Upper diagram shows how this is typically done in references I've come across. Baseband signals are upconverted to quadrature signals, which are combined and then amplified. The combiner is not a 90 degree hybrid; it preserves the phase of the quadrature signals. Therefore this setup can be used for QAM. In this case the combiner usually suffers from 3dB of extra loss because the signals are in quadrature. But apparently this is acceptable because this is done before amplification. Therefore you just need an extra 3dB of gain in the amp, no big deal.

The bottom diagram is what I'd like to attempt. The upconverted quadrature signals are amplified, and then combined. In this case, if the combiner has that 3dB of loss then that's a bigger deal, since you're effectively throwing out half your PA efficiency (an you overall lose much more power than you would if the combination happened before amplification). I want to know if it's possible to combine the signals without that 3dB of loss, while still preserving the quadrature modulation.

- - - Updated - - -

In theory combiners or splitters must have 3dB loss to the combiner port. In practice 3.5 is good 3.4 is great, 3.3** is only achieved by the best microwave designers in the world.. I met one , at work one day, he achieved that in microwave repeaters across Canada for Bell decades ago by exquisite knowledge.

{referring to worst case conditions}**

I should clarify that when I talk about 3dB loss, I'm referring to half of the power throughput being dissipated in the combiner itself. For example if you have a simple ideal 1:2 splitter , the outputs will each be 3dB lower than the input, but I don't view that as being 3dB of "loss," since you're not actually losing any power at all, and the splitter dissipates nothing. Is this a strange way to view things?

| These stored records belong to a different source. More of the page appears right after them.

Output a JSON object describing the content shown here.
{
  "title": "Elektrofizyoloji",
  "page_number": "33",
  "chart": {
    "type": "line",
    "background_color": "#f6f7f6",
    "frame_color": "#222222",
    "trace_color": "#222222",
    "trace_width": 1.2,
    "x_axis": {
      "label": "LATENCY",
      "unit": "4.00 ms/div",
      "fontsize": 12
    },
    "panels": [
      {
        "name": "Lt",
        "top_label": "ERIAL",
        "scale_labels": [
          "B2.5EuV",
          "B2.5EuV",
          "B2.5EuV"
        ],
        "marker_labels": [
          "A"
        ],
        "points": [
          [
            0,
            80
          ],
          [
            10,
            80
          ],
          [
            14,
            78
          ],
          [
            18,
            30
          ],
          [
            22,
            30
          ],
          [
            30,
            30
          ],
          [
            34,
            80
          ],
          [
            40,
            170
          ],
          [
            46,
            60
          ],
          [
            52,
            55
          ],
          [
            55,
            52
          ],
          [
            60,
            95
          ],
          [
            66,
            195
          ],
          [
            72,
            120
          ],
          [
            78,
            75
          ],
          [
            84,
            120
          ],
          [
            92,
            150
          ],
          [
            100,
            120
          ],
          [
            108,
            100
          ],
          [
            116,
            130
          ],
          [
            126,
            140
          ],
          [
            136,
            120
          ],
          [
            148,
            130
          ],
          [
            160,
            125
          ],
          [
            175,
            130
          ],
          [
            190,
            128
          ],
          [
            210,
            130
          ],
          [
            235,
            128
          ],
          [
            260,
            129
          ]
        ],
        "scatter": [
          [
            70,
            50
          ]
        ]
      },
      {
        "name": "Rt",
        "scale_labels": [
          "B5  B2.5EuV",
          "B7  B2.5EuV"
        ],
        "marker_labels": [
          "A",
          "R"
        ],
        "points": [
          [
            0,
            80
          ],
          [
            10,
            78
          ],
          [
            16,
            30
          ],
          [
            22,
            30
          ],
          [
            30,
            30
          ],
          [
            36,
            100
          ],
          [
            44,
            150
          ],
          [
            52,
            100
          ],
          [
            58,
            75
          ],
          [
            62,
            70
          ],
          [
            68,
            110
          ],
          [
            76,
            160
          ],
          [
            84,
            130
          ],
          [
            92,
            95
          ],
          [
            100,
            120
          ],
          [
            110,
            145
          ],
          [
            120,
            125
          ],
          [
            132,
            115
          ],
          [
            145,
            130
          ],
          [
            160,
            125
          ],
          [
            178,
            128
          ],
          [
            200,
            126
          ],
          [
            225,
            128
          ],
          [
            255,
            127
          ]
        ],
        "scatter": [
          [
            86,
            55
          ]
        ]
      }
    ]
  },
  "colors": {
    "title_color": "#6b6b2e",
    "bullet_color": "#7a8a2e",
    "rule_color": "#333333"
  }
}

In the context of combiners, I don't see how you can say they must have 3dB of loss. After all, isn't a 2:1 combiner with 3dB of loss completely useless, since it can never give more power on the output than is delivered to either one of its inputs?

 

[D.A.(Tony)Stewart]

Due to impedance matching, you cannot simply add two signals in a combiner without loading down each other, Also combiners have the added advantage of providing cancellation between the 2 input ports. This transformation is effectively taking 2 signals differentually at twice the impedance and matching it with the output summation port and a necessary root2 voltage loss is required to transform the differential impedance to the combiner port. True in the ideal world it is a necessary evil to lose 3db when combining equal impedance signals to the same in an output port to prevent mismatch, but they are losses just the same as dissipated losses.

Transformer couplers are reversible as splitters or combiners and have typical 3.5 plots with a slope. Wilkinson Combiners have somewhat better characterisitics (3.15dB) for loss at the expense of bandwidth since they are 1/4 wave tuned devices.